Populaire sur Internet et en Allemagne mais inconnu du grand public en France, le Furry Fandom tente de sortir de sa confidentialité. Jusqu’à s’exporter en Lorraine.
« Ce qu’est le Furry Fandom ? Cela risque d’être compliqué de vous répondre ». C’est avec cette première réponse que l’on commence à douter du bien-fondé de la démarche. Pourquoi diable vouloir écrire sur ce sujet si l’on ne peut pas en donner une définition simple ? Qu’importe : Benoît Clariana-Roig, Président de l’Association Lorraine Furs, veut bien s’y essayer. Si l’on s’en tient à une description basique, le terme furries désigne les fans d’animaux anthropomorphiques. Pour lui, ceux qui font partie de cette mouvance sont « des bâtisseurs de monde, de grands rêveurs créatifs ».
Du point de vue de Quentin Julien-Saavedra, enseignant en Arts du spectacle à l’Université de Grenoble, ces personnes ne sont pas simplement fascinés par les animaux à fourrure ou nostalgiques de leur enfance. Dans la revue Multitudes, il écrit : « la participation à cette collectivité semble réellement transformer l’identité de ceux qui s’y reconnaissent, en ce qu’ils s’imaginent un corps et un « être » hybride à la fois humain et animal”. Implantée massivement en Angleterre ou en Allemagne depuis les années 80, cette sub-culture a pris un nouvel essor avec Internet, permettant aux furries de communiquer « à travers le prisme des écrans, forums, t’chats, webcams, etc. » Ces technologies leur offre l’occasion de n’afficher que leur identité hybride.
« Il serait faux de dire qu’il existe un profil type du furry-fan » ajoute Benoît Clariana-Roig, « on vient tous pour une raison qui est différente ». Parmi elles, on peut citer par exemple le plaisir de se costumer, de performer, pour l’art et la création numérique, les jeux et dessins animés, la spiritualité (s’identifier à un animal totem), ou la sexualité.

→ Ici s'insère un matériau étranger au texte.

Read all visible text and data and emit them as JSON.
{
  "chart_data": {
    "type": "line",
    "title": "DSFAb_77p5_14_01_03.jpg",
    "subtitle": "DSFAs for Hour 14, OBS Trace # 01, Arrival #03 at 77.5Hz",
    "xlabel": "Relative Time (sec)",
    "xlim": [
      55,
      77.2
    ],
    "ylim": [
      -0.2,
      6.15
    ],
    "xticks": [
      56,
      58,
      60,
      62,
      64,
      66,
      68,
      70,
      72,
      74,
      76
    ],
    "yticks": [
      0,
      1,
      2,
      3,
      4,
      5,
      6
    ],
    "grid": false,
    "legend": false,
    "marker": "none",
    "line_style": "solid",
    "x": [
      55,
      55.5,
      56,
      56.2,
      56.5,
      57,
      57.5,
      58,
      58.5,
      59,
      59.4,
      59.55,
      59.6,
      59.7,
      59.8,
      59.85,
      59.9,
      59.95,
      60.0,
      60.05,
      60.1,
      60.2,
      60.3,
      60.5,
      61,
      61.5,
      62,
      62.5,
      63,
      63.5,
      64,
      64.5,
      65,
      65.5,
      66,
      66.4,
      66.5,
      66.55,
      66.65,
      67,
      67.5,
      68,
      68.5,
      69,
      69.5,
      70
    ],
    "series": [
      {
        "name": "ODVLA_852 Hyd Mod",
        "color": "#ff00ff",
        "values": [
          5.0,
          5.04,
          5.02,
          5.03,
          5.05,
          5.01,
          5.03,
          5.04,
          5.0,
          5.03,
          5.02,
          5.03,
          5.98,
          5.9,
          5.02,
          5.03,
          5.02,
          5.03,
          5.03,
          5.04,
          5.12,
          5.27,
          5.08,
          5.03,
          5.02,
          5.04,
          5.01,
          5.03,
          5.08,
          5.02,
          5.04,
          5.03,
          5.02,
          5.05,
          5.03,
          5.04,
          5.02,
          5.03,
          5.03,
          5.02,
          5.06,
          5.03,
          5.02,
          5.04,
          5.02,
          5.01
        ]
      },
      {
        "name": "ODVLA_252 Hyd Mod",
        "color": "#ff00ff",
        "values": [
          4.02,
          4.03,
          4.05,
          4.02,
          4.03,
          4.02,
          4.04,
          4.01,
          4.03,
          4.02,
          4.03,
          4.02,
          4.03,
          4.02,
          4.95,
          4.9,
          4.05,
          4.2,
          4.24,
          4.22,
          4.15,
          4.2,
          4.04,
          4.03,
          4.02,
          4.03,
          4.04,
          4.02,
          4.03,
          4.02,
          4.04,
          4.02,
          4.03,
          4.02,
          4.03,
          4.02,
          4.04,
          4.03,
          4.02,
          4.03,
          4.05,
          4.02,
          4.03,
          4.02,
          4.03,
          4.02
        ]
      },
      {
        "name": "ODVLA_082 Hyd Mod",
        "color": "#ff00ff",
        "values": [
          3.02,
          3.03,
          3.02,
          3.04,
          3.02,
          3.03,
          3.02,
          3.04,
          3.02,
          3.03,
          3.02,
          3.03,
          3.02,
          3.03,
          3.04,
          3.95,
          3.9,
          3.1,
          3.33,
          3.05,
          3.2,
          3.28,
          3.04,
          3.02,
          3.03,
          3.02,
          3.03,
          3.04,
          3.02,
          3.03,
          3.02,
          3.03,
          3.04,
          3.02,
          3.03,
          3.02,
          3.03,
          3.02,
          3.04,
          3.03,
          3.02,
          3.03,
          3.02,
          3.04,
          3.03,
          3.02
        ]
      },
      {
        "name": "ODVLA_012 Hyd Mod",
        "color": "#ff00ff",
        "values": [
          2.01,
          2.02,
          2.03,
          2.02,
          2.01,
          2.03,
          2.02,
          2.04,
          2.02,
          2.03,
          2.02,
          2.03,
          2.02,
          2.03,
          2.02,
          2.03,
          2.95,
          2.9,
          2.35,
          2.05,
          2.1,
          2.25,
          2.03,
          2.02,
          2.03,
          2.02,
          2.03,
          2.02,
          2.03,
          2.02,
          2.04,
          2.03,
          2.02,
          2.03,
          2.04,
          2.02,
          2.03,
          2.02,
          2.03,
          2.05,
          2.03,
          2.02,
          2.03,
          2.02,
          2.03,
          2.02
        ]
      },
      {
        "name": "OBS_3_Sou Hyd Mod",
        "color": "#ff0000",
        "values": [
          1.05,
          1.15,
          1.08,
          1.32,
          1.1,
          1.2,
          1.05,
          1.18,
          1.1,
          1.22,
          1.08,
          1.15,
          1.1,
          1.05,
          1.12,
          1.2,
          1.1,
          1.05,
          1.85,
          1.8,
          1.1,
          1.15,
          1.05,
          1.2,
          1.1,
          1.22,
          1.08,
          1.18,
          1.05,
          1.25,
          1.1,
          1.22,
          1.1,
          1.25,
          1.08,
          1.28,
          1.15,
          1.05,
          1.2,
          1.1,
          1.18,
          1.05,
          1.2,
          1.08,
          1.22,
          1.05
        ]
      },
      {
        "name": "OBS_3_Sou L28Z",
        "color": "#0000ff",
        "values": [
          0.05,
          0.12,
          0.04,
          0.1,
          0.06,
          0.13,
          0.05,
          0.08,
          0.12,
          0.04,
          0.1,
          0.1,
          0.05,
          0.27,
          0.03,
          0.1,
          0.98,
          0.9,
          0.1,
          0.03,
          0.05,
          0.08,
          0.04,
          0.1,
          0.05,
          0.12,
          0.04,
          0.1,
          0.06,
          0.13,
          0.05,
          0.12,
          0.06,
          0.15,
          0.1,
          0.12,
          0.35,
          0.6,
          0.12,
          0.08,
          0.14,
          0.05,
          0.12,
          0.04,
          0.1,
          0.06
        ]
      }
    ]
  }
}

« Yiff », l’art érotique anthropomorphiste
Dans la plupart des médias, c’est cette dimension sexuelle et érotique qui cristallise l’attention. À tel point qu’un mot (« Yiff »), est apparu pour désigner l’ensemble de ces pratiques. Pourtant, ce fantasme est loin d’être partagé par la majorité des furries. En 2014, une doctorante en psychologie spécialisée dans la sexualité s’était rendue à une convention rassemblant plus de 700 participants. Citée dans un article de Slate.fr, elle relate n’avoir assisté qu’à des « scènes banales » et rien de ressemblant à une « réunion libertine ».
C’est cette ambiance conviviale et bon enfant qui est mise en avant par l’association Lorraine Furs. Grâce à un partenariat avec Épinal, elle propose des animations à destination du grand public et des familles, à l’image d’une « Furwalk » mensuelle dans des parcs de la ville.
Une Furry Lorraine
Il est devenu habituel que chaque communauté importante de fans sur Internet voit apparaître dans son sillage un déluge de haine, et le furry fandom ne fait pas exception à la règle. Il cristallise ainsi une détestation importante, qualifiée d’« anti-furries ». Pour le président de Lorraine Furs, elle est lié au contexte d’apparition en marge des conventions de science-fiction. « Tout le monde se tire sans arrêt dans les pattes. Ils (ndlr: les participants à ces conventions) ont toujours été en lutte contre nous. »
Il est aussi possible d’expliquer cette aversion par l’existence même du furry fandom. Il s’agit en effet d’une forme de sub-culture située en dehors des normes sociales habituelles, dont les membres revendiquent le fait d’être différents et de ne pas avoir de place dans la société.
D’un revers de main, Benoît Clariana-Roig balaye cette hostilité : « ce n’est pas quelque chose dont il faut se formaliser. Ce n’est pas pour ça qu’on va rester cachés ! ». Il reconnait qu’après 20 ans sans réelle promotion en France, le Furry Fandom a encore du chemin à faire. Mais compte tenu de la proximité géographique et de la popularité du mouvement outre-Rhin, il compte en profiter pour le développer . Pour l’instant, il n’existe toujours qu’une seule et unique association régionale en France. Elle se situe en Lorraine.